DossiersDe François Ier à Louis XVI, le fonctionnement de la monarchie absolue en France
 

L'avènement de Louis XVI, en mai 1774, est perçu avec optimisme par ses contemporains qui attendent des réformes de grande ampleur de la part du jeune roi (né en 1754), tant en matière politique qu'économique. On peut considérer les premières années de son règne comme une période politique intense, une tentative de « modernisation par le haut ». L'ancienne équipe ministérielle de Louis XV est écartée et les parlements sont rétablis dans leurs fonctions.

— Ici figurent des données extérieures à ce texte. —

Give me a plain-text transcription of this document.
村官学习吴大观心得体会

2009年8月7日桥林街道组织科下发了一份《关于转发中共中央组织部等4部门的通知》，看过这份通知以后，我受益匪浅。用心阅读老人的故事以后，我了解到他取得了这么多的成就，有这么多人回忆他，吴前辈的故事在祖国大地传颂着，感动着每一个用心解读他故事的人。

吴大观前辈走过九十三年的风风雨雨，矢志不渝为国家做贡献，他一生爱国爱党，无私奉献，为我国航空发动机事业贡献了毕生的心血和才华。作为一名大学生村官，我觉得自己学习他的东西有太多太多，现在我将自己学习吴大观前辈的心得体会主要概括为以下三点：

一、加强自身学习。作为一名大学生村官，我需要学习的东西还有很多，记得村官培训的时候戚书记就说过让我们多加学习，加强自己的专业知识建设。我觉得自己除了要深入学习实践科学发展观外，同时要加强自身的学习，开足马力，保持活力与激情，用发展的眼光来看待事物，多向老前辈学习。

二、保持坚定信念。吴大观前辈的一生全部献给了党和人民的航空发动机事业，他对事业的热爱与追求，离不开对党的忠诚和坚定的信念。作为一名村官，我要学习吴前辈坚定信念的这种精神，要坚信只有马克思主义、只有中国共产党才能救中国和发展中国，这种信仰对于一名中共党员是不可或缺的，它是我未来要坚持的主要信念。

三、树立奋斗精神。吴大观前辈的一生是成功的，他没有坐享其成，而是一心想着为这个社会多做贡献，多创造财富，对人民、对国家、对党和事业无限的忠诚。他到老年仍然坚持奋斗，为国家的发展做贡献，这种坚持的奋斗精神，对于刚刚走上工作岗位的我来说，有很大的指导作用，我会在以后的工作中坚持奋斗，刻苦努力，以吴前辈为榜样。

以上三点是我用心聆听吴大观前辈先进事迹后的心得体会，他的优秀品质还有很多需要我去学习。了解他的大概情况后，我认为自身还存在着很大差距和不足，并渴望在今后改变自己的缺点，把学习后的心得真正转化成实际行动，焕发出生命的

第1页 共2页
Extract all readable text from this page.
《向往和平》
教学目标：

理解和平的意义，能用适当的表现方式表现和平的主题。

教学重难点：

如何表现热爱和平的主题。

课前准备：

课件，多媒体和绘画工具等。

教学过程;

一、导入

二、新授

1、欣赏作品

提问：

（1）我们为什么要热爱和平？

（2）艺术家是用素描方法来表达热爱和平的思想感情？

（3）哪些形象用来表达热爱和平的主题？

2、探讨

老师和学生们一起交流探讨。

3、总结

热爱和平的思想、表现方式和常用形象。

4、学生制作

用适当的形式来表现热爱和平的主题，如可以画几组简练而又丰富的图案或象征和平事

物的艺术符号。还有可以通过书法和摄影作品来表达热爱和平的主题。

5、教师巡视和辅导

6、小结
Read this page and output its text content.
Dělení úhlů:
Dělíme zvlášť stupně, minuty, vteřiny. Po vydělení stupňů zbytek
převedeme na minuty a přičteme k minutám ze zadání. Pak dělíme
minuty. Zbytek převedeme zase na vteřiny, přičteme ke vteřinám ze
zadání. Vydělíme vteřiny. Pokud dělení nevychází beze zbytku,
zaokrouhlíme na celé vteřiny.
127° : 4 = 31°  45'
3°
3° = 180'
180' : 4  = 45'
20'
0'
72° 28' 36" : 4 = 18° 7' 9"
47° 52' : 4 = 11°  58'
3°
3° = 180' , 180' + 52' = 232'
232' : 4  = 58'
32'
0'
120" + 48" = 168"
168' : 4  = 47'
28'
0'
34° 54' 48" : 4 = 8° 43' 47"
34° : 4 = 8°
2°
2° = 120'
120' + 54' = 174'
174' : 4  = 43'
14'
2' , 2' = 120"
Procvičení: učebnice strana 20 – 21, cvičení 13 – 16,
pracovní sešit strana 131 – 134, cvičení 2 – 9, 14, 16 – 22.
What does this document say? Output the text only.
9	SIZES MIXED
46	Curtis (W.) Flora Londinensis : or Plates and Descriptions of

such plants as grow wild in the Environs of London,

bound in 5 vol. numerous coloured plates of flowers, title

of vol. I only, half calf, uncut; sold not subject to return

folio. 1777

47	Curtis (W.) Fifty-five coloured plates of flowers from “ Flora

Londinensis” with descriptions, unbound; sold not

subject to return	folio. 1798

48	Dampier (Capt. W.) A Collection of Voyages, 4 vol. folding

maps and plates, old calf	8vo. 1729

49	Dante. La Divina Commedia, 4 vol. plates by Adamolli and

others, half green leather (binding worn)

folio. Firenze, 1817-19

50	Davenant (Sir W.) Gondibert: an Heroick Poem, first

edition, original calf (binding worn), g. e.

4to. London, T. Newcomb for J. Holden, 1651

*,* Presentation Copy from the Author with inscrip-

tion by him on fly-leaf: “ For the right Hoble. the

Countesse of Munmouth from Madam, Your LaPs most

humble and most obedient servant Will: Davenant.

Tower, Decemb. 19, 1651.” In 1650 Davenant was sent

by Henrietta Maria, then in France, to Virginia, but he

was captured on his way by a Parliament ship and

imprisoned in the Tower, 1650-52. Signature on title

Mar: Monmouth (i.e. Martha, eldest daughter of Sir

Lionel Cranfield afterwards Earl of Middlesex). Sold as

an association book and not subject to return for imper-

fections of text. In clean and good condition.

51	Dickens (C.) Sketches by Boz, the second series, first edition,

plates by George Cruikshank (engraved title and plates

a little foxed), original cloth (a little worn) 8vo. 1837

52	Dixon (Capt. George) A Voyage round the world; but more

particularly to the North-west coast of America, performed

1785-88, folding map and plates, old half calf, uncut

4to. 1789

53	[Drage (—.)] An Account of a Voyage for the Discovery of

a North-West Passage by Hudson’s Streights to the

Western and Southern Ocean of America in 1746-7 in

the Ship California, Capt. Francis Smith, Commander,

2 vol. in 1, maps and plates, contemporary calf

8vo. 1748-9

Portrait de Louis-Auguste de France, duc de Berry, Dauphin, futur Louis XVI, en 1769 par Louis-Michel Van Loo. Château de Versailles. © RMN-Grand Palais, Daniel Arnaudet

Un jeune roi réformateur

Louis XVI est un érudit dépourvu de formation politique puisque son grand-père Louis XV qui l'a désigné comme Dauphin en 1765, ne l'a jamais admis au Conseil. Le roi envisage son règne sous le signe de l'absolutisme : ce qui signifie absence de principal ministre et totale implication dans les affaires de l'État. Depuis Louis XV existent des comités ministériels qui préparent les séances du Conseil ; Louis XVI les maintient mais préfère le travail en tête-à-tête avec un ministre.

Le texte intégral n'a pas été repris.